Не подозревающая, что шеф в дурном настроении, она кокетливо вильнула бедрами и как бы невзначай распахнула куртку: верхнюю часть «Костюма туриста». Того самого, над которым сейчас, собственно, и предстояло работать.
— Ну что? Мы работаем или где?.. — дурачась, «интимно» проворковала Семендяева.
— Работаем, работаем, — не внушающим ничего хорошего тоном проговорил Шведов и, стремительно подойдя к Семендяевой, застегнул «молнию».
Семендяева взвизгнула — зубья прихватили кожу.
— Кокетничать не надо было, — грубо бросил Шведов. Немного отклонившись, он окинул покорную Семендяеву взглядом. Чуть поправил воротник куртки. Снова недовольно посмотрел на манекенщицу.

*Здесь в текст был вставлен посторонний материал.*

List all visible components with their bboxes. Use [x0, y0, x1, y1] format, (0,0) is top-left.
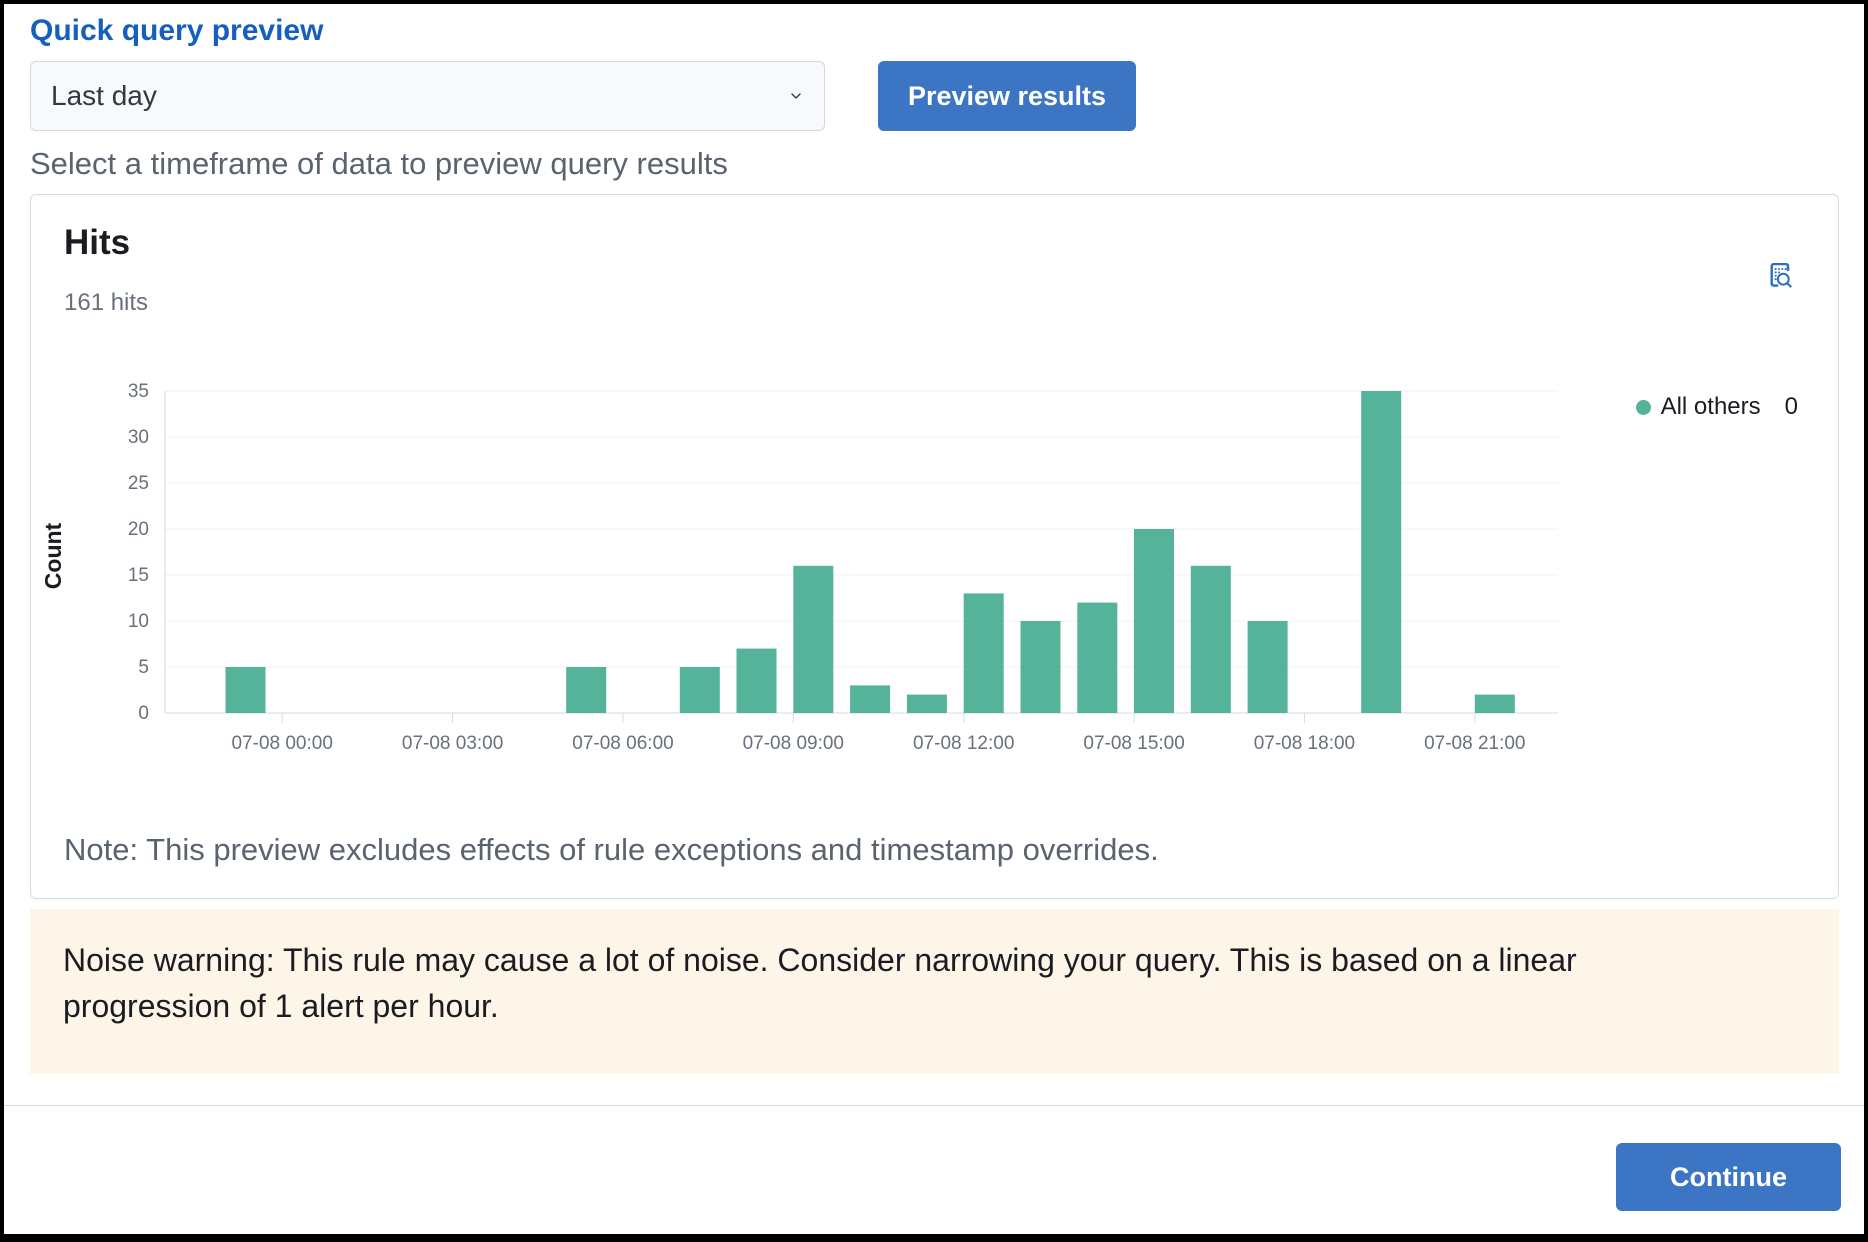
svg-text:07-08 15:00: 07-08 15:00	[1083, 733, 1184, 754]
svg-text:20: 20	[128, 519, 149, 540]
svg-text:07-08 18:00: 07-08 18:00	[1254, 733, 1355, 754]
svg-text:25: 25	[128, 473, 149, 494]
svg-text:0: 0	[138, 703, 149, 724]
svg-text:07-08 09:00: 07-08 09:00	[743, 733, 844, 754]
svg-text:07-08 06:00: 07-08 06:00	[572, 733, 673, 754]
svg-text:07-08 03:00: 07-08 03:00	[402, 733, 503, 754]
svg-text:30: 30	[128, 427, 149, 448]
svg-text:Count: Count	[40, 522, 66, 589]
svg-text:07-08 12:00: 07-08 12:00	[913, 733, 1014, 754]
svg-text:5: 5	[138, 657, 149, 678]
svg-text:10: 10	[128, 611, 149, 632]
svg-text:15: 15	[128, 565, 149, 586]
svg-text:07-08 21:00: 07-08 21:00	[1424, 733, 1525, 754]
svg-text:07-08 00:00: 07-08 00:00	[231, 733, 332, 754]
svg-text:35: 35	[128, 381, 149, 402]
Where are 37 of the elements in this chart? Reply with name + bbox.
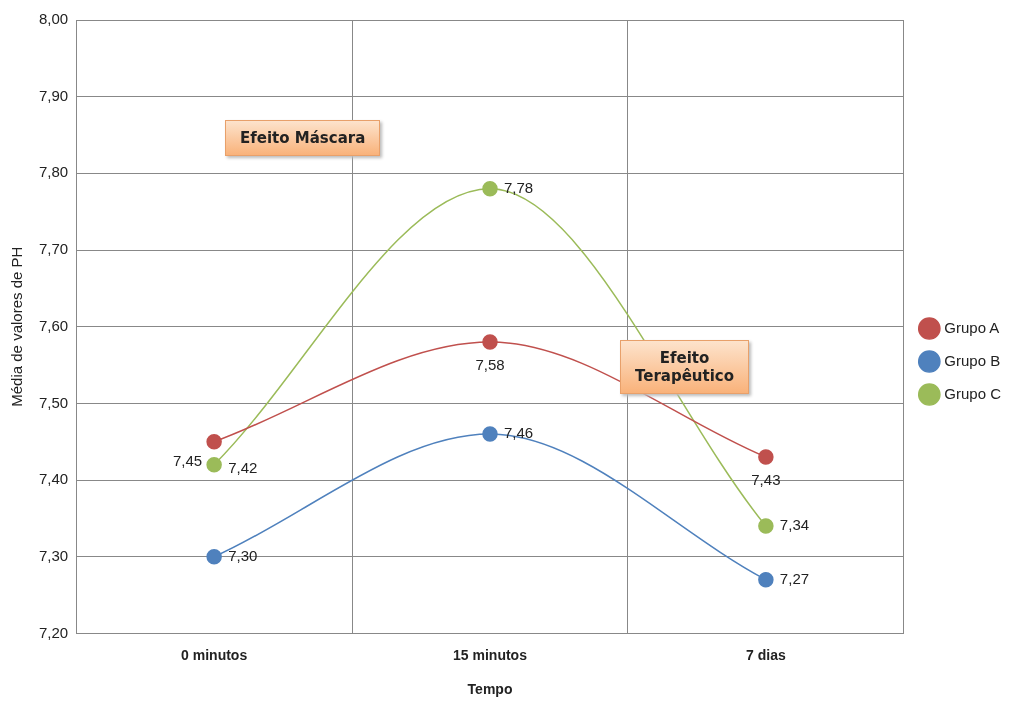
y-tick-label: 7,90: [38, 86, 69, 104]
point: [482, 334, 498, 350]
point: [206, 433, 222, 450]
point: [758, 518, 774, 534]
x-tick-label: 0 minutos: [181, 646, 248, 663]
point: [758, 571, 774, 588]
y-tick-label: 8,00: [38, 10, 69, 28]
annotation: Efeito Máscara: [225, 120, 381, 156]
data-label: 7,46: [504, 424, 534, 442]
data-label: 7,30: [228, 546, 258, 564]
y-tick-label: 7,30: [38, 546, 69, 564]
x-axis-title: Tempo: [467, 681, 513, 698]
y-tick-label: 7,50: [38, 393, 69, 411]
y-tick-label: 7,40: [38, 470, 69, 488]
point: [206, 548, 222, 565]
point: [206, 456, 222, 473]
y-tick-label: 7,70: [38, 240, 69, 258]
legend-label: Grupo A: [944, 318, 1000, 336]
data-label: 7,43: [751, 471, 781, 489]
x-tick-label: 15 minutos: [453, 646, 528, 663]
point: [482, 426, 498, 442]
data-label: 7,78: [504, 178, 534, 196]
y-tick-label: 7,60: [38, 316, 69, 334]
data-label: 7,27: [779, 569, 810, 587]
legend-label: Grupo C: [944, 384, 1002, 402]
legend-label: Grupo B: [944, 351, 1001, 369]
data-label: 7,34: [779, 516, 810, 534]
annotation: Efeito Terapêutico: [620, 340, 750, 394]
data-label: 7,58: [475, 356, 505, 374]
point: [482, 180, 498, 197]
y-axis-title: Média de valores de PH: [8, 246, 26, 407]
x-tick-label: 7 dias: [746, 646, 786, 663]
data-label: 7,45: [172, 451, 203, 469]
point: [758, 449, 774, 465]
y-tick-label: 7,20: [38, 623, 69, 641]
y-tick-label: 7,80: [38, 163, 69, 181]
data-label: 7,42: [228, 458, 258, 476]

— Голову назад! Еще! Два года модель, не то что ходить, стоять не научилась!!! Не вертись!
— Я не верчусь... — несмело возразила Семендяева.
— Не вибрируй!.. Ты можешь не вертеться!
— Да я же ничего не делаю!
Словно ища защиты, девушка смущенно посмотрела на сидящего в кресле Сергея.
Но Шведова раздражало все.
— Чем у бабы длиннее ноги, тем она дурее! Хоть диссертацию по анатомии пиши... И вообще, что ты пришла?! Ты что?! Не видишь, что у меня человек сидит?!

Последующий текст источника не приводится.